Uma pintura do século XIX do mestre indiano Raja Ravi Varma foi vendida por um valor recorde de 15 milhões de euros, estabelecendo um novo marco para a arte moderna indiana.
A pintura do século XIX Yashoda and Krishna, de Raja Ravi Varma, foi arrematada por 15,3 milhões de euros (17,9 milhões de dólares), tornando-se a obra de arte indiana mais cara de sempre vendida em leilão.
Esta luminosa pintura a óleo sobre tela, que mostra o menino Krishna e a mãe adotiva Yashoda, estabeleceu na semana passada um novo recorde num leilão em Deli.
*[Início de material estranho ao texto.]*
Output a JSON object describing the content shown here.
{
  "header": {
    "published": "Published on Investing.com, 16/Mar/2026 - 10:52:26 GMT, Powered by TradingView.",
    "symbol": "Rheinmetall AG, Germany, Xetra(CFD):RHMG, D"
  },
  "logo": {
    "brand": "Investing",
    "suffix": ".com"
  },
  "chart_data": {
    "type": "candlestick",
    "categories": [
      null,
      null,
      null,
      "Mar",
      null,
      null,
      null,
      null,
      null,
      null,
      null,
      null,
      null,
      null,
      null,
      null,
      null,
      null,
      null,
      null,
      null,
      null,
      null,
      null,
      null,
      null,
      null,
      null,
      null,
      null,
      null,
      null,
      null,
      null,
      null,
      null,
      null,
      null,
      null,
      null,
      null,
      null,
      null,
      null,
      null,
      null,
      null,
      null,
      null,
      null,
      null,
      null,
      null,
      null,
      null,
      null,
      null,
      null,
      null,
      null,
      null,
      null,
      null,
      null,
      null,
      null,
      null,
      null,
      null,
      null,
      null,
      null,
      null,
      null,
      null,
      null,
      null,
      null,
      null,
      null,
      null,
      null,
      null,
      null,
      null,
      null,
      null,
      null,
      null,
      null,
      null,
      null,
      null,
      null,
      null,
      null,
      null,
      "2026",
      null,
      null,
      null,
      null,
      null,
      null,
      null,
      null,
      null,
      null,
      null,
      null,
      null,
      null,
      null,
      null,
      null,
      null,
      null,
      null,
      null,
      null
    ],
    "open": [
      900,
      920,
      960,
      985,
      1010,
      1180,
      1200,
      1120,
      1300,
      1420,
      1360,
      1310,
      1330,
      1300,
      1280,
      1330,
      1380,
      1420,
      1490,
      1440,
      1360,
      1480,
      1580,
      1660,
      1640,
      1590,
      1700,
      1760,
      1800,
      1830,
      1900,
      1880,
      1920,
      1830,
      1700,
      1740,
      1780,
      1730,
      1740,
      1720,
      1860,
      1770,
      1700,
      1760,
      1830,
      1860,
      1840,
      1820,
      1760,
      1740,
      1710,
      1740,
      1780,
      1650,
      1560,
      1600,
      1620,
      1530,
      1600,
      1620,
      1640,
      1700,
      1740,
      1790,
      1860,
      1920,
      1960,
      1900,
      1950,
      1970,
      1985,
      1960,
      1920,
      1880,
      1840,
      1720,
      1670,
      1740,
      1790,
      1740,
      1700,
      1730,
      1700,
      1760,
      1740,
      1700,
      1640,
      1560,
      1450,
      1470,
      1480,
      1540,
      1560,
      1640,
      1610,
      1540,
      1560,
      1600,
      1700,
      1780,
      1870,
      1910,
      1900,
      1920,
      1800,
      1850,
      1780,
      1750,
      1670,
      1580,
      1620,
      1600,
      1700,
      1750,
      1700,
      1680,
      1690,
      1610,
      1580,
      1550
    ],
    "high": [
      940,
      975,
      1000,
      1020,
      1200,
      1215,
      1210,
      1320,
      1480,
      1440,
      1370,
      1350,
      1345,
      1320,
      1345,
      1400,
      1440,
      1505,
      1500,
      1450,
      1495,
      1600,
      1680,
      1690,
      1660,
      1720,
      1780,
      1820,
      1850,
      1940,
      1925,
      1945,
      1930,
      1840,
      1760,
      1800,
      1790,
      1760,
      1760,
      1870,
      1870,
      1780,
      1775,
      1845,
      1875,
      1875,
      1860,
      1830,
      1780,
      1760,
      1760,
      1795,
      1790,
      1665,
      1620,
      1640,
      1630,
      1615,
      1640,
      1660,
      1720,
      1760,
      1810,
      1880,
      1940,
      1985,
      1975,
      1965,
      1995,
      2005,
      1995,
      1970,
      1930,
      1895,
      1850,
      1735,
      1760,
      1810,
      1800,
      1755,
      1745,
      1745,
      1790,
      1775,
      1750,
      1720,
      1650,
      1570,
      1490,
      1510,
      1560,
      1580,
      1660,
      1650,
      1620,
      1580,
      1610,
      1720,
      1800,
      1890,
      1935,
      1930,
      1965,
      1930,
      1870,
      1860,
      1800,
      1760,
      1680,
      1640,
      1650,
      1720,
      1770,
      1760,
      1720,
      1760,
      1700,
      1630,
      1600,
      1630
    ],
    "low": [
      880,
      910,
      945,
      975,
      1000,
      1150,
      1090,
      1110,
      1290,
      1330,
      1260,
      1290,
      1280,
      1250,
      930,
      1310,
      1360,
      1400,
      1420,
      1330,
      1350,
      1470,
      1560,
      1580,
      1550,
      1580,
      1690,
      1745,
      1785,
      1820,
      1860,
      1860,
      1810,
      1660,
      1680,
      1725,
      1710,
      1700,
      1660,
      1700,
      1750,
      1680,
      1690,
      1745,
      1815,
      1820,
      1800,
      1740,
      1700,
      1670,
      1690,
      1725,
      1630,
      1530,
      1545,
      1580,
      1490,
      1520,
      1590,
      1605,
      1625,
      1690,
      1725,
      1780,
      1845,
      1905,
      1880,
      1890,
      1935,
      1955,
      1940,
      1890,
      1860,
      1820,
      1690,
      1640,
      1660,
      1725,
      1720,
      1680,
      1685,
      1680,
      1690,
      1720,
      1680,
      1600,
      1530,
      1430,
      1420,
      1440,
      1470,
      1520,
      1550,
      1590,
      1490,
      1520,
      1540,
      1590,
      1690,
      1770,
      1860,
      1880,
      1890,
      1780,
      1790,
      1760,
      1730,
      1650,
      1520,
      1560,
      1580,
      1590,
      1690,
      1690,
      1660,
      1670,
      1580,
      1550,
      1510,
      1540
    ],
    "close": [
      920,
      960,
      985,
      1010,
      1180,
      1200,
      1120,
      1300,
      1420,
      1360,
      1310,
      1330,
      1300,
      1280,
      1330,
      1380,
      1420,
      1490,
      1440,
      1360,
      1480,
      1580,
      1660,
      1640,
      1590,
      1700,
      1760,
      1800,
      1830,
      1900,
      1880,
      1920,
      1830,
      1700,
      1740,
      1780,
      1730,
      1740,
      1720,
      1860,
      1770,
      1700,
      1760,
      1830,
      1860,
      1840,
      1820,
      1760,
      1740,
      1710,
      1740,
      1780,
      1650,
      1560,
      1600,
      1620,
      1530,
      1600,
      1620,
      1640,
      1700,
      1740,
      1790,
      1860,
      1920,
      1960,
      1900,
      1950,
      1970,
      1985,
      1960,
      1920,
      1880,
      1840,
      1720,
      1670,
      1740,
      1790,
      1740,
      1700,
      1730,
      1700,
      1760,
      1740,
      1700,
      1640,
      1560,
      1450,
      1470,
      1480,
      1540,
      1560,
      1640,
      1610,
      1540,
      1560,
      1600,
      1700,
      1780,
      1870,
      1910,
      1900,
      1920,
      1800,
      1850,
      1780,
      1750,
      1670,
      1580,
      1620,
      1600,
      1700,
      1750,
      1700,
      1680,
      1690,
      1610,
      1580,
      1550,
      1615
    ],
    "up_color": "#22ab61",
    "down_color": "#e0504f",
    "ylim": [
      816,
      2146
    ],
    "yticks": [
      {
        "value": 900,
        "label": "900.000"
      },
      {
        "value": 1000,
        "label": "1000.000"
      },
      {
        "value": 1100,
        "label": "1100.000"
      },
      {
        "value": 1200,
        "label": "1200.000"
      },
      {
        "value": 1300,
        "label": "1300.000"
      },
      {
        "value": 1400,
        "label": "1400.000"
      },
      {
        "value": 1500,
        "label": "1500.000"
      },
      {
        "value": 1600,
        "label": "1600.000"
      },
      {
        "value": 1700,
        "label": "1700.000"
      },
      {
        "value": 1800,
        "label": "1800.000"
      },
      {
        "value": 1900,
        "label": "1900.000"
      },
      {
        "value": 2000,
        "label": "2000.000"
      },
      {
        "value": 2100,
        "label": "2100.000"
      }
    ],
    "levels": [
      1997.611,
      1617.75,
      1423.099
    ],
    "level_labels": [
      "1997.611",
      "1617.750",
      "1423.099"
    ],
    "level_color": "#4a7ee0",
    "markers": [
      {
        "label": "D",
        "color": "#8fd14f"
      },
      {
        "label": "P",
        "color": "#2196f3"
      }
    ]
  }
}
O valor final ultrapassou largamente as estimativas anteriores, que apontavam para cerca de 11 milhões de euros.
A venda destronou o recorde anterior, detido por Untitled (Gram Yatra), do pintor e realizador indiano M.F. Husain, arrematada no ano passado na Christie’s de Nova Iorque por quase 12 milhões de euros (13,8 milhões de dólares).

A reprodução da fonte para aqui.